A lot of up-and-coming students are interested in careers in Big Data. They like the idea of trying to swim through massive data challenges to make the world a better place. They’re interested in fulfilling and lucrative careers (a rare combo) in places like Silicon Valley and New York.

And they’re not too picky about where they get their degrees from. An advanced degree in, say, astronomy that focuses on Big Data problems is pretty attractive on the job market. And it’s a fun problem to cut your teeth on in the Big Data world before moving on.

But it’s the “moving on” part that’s causing a little bit of worry in the astronomy and physics communities. The point of graduate school is to train the next generation of scientists. Now for the past few decades there’s been a bit of a problem that we’re turning out way too many PhD’s than there are open faculty positions, but still the facade continues that the point of the exercise – the reason for the close advisor and mentor relationships and all the training – is to craft an independent scientific researcher.

But what do you do when students aren’t interested in becoming an independent researcher? They’re not interested in a science career, they’re just using this degree as a stepping stone into a different one.

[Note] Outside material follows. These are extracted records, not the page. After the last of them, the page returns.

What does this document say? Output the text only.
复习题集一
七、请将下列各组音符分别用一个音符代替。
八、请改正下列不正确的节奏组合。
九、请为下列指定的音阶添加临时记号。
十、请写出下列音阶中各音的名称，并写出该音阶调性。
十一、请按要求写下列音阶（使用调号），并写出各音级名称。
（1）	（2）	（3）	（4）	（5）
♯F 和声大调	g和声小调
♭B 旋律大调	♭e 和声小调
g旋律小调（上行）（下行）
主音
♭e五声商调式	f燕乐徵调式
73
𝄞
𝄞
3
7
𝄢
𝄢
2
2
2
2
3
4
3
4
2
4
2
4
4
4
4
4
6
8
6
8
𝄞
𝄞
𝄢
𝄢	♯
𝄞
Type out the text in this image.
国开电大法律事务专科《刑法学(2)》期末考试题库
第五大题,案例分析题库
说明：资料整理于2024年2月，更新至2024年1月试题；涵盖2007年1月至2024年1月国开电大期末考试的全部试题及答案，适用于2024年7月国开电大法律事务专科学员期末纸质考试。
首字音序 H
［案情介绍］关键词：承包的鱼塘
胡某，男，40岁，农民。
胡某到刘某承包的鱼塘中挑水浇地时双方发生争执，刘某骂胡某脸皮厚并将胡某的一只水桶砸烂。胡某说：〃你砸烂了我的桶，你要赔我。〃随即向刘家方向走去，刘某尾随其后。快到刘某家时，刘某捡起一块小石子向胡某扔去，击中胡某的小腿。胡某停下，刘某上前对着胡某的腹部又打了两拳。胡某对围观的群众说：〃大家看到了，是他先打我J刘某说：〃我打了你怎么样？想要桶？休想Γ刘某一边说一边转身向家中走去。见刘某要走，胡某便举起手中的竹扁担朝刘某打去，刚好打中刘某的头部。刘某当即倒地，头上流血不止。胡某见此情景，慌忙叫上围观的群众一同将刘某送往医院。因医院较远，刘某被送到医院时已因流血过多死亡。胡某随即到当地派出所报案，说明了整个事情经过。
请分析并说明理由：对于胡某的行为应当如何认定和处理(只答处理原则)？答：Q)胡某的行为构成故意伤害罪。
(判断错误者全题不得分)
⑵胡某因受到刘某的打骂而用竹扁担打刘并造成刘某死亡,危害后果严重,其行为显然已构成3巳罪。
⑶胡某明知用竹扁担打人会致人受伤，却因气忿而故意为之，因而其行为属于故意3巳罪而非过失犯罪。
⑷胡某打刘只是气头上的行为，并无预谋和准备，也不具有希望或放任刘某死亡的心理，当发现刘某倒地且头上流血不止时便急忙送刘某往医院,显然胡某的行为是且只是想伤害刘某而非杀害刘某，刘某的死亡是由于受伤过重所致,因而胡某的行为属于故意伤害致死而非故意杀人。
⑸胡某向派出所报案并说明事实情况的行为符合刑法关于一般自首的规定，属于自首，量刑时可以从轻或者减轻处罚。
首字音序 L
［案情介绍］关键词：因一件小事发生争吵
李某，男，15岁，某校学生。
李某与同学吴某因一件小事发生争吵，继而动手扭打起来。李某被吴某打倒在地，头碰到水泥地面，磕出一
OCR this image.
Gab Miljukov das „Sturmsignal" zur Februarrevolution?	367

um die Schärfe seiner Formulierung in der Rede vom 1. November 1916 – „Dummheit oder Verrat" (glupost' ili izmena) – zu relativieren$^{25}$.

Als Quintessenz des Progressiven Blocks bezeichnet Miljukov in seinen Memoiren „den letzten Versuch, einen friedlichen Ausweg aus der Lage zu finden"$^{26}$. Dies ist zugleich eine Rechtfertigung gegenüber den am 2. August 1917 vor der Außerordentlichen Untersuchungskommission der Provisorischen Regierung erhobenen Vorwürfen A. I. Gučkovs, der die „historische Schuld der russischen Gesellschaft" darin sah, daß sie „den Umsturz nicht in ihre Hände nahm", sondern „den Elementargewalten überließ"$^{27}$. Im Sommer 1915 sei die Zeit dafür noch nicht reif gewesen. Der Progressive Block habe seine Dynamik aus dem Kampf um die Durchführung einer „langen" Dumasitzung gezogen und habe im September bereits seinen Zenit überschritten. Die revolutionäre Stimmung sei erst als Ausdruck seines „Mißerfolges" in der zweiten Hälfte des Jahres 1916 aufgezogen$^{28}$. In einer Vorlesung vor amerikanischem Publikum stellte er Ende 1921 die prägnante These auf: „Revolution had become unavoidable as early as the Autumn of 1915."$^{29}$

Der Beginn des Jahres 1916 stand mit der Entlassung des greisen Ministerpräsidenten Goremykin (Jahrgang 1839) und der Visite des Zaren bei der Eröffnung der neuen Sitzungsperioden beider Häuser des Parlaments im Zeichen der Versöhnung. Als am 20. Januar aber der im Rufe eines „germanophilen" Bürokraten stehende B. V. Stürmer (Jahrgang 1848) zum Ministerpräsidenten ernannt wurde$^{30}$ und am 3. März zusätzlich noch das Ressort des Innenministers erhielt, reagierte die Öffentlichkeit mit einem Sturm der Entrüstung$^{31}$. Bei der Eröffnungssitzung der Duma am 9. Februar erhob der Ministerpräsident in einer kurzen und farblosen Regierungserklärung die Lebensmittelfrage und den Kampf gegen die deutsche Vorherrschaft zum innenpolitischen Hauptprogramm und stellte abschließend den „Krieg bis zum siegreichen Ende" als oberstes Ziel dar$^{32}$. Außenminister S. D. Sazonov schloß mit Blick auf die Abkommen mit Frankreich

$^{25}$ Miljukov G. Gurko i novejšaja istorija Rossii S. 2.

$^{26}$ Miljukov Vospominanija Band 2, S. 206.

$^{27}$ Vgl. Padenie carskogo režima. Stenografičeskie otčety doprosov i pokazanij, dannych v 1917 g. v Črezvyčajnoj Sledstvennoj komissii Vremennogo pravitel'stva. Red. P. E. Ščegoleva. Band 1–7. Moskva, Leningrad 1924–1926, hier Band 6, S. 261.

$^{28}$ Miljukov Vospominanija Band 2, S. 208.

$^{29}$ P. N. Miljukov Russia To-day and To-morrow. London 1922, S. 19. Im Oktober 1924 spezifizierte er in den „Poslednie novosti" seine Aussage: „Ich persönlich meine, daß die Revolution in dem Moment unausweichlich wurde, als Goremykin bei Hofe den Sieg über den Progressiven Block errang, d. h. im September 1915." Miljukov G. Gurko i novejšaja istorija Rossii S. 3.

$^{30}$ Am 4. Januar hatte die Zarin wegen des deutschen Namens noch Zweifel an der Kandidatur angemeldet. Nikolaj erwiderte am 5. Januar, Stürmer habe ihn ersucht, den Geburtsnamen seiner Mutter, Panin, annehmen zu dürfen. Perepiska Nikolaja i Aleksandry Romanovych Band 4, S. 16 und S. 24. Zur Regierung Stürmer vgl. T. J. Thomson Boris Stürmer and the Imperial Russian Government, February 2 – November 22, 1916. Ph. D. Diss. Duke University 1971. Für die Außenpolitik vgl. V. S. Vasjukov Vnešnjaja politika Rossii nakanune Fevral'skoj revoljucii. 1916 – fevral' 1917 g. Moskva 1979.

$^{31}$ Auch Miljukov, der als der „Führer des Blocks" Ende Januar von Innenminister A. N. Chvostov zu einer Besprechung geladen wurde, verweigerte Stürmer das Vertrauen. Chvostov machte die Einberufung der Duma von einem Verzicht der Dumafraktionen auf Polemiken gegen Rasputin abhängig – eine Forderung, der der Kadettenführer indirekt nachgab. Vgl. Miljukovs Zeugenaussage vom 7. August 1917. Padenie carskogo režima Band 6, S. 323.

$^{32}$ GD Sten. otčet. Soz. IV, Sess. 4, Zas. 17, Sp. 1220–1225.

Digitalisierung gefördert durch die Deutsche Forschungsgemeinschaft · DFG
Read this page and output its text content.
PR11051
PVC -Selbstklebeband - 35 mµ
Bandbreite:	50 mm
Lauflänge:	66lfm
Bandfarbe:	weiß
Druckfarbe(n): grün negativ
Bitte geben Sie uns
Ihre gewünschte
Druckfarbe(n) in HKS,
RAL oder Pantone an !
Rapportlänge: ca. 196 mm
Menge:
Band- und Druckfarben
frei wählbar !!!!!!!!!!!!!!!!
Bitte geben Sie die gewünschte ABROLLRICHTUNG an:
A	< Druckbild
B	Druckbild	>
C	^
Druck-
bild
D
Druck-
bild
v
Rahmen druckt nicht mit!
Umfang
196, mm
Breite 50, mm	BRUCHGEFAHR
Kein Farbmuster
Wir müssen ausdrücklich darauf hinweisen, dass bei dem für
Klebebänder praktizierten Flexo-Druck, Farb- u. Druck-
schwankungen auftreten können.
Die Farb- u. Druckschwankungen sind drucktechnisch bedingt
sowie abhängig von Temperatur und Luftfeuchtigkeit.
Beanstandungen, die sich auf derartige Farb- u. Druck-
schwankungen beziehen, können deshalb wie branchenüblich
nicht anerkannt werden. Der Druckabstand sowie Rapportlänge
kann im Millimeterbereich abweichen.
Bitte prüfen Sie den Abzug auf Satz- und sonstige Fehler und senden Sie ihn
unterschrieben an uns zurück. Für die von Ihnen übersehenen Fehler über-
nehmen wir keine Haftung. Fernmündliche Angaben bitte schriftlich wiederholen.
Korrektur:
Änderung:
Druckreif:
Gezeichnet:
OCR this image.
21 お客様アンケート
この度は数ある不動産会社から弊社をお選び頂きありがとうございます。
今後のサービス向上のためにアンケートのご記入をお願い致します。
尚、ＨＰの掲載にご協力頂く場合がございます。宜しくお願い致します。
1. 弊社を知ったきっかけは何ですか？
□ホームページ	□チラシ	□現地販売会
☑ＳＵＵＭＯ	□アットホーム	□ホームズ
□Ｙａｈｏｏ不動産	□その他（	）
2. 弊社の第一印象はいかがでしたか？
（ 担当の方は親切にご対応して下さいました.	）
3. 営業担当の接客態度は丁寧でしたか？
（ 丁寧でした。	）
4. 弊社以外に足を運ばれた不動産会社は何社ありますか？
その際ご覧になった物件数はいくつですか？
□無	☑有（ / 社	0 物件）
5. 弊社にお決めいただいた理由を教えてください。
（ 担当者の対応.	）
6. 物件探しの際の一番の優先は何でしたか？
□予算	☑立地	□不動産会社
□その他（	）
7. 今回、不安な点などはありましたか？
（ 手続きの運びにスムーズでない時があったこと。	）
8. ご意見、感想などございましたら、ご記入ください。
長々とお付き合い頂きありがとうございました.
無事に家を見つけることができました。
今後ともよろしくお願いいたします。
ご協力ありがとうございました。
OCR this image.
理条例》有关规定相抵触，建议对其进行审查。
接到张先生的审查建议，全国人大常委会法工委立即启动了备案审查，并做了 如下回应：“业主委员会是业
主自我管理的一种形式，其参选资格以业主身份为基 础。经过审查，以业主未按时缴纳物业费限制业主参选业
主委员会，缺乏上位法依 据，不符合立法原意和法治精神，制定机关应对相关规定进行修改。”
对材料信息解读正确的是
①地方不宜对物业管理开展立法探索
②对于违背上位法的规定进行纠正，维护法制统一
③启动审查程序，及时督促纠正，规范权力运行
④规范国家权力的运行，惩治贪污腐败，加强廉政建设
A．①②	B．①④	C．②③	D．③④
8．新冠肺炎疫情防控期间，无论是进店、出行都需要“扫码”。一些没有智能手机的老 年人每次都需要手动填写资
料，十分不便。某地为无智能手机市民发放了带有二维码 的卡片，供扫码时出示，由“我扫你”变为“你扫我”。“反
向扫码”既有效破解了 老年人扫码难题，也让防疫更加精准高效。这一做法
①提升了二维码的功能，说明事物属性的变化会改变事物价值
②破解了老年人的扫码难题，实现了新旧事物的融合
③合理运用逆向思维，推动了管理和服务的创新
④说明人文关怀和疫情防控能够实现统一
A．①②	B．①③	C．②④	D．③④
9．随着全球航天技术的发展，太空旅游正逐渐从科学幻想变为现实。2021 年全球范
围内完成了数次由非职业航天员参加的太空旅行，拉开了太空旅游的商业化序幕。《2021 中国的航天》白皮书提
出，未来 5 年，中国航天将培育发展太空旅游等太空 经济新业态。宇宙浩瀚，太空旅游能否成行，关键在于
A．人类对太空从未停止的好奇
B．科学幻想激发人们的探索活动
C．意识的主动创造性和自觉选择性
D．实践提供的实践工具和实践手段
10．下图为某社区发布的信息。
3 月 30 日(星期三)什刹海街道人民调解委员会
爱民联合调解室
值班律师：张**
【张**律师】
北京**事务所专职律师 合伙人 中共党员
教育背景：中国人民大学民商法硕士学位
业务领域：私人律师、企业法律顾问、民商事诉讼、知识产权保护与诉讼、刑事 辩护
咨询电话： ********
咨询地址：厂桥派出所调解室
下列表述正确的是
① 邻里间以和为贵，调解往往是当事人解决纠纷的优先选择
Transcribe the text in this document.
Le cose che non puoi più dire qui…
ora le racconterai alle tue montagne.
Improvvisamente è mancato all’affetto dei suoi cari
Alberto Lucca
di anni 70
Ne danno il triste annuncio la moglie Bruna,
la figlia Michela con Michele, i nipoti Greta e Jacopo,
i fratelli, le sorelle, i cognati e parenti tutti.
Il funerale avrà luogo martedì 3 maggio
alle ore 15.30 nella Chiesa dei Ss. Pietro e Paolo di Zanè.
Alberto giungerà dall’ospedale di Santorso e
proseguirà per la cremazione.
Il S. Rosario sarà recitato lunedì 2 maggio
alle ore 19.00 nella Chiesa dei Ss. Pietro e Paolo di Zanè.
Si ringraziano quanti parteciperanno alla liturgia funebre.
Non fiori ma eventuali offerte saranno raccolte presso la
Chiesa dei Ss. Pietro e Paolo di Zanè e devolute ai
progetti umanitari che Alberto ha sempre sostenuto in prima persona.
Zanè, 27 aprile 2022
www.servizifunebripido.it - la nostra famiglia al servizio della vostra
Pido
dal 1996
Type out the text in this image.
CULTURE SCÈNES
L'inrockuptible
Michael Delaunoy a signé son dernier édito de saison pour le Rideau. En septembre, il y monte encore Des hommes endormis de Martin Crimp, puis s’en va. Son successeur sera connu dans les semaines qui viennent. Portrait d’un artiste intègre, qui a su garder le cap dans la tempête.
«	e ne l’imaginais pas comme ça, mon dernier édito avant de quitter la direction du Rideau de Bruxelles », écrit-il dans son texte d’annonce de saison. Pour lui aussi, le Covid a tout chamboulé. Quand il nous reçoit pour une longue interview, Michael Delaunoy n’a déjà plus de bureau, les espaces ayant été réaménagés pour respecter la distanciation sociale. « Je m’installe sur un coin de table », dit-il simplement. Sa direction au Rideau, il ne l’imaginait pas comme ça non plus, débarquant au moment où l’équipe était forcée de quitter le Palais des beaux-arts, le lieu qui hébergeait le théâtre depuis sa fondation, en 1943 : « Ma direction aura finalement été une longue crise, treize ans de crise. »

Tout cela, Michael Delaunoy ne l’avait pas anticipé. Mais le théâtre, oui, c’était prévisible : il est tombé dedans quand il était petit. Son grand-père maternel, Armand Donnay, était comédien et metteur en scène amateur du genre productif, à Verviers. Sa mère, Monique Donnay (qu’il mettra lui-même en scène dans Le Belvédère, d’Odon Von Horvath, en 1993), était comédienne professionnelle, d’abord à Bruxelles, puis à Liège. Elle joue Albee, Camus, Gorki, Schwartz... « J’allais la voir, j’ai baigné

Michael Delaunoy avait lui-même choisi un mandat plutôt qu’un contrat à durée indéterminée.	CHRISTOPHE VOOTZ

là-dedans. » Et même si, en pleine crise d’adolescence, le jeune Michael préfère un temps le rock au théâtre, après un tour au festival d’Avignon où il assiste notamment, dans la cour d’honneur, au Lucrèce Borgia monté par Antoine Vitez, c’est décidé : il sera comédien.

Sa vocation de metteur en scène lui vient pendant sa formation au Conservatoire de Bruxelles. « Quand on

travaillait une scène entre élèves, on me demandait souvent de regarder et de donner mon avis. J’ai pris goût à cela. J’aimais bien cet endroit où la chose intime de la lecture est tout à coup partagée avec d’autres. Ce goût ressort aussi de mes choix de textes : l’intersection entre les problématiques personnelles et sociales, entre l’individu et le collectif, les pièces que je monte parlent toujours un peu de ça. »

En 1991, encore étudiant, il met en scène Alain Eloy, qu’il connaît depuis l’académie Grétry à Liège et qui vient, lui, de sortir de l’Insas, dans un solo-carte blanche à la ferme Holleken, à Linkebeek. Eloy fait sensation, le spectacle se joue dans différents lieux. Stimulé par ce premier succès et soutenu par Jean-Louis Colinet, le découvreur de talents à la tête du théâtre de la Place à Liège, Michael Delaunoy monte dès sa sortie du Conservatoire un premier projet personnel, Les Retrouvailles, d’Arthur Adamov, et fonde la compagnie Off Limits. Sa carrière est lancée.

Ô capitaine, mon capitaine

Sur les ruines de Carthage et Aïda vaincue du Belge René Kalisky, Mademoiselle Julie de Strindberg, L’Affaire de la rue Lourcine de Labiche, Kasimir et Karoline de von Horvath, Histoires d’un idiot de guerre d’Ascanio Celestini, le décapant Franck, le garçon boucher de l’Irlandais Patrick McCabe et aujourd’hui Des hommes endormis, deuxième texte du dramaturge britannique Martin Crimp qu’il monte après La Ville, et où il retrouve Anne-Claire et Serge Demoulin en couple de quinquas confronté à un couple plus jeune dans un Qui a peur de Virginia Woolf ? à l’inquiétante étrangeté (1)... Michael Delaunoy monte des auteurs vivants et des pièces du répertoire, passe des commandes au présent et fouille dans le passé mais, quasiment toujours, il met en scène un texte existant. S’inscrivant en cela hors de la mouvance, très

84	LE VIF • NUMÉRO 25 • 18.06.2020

As science becomes more and more data heavy and leans more and more on Big Data techniques, the students who are naturally gifted or most talented or most passionate about Big Data aren’t going to end up in science, they’re going to end up in the industry.

And what does that leave with science? The leftovers? The Big Data B-Team?

For decades graduate schools across the country have operated under the mantra that they are training new scientists, even though there aren’t enough positions for all those trainees. But now the tables have been flipped, and a growing fraction of the incoming students aren’t interested in this career path anyway.

It could be the case that when it comes to Big Data, the academic institution of science has reaped what is sowed.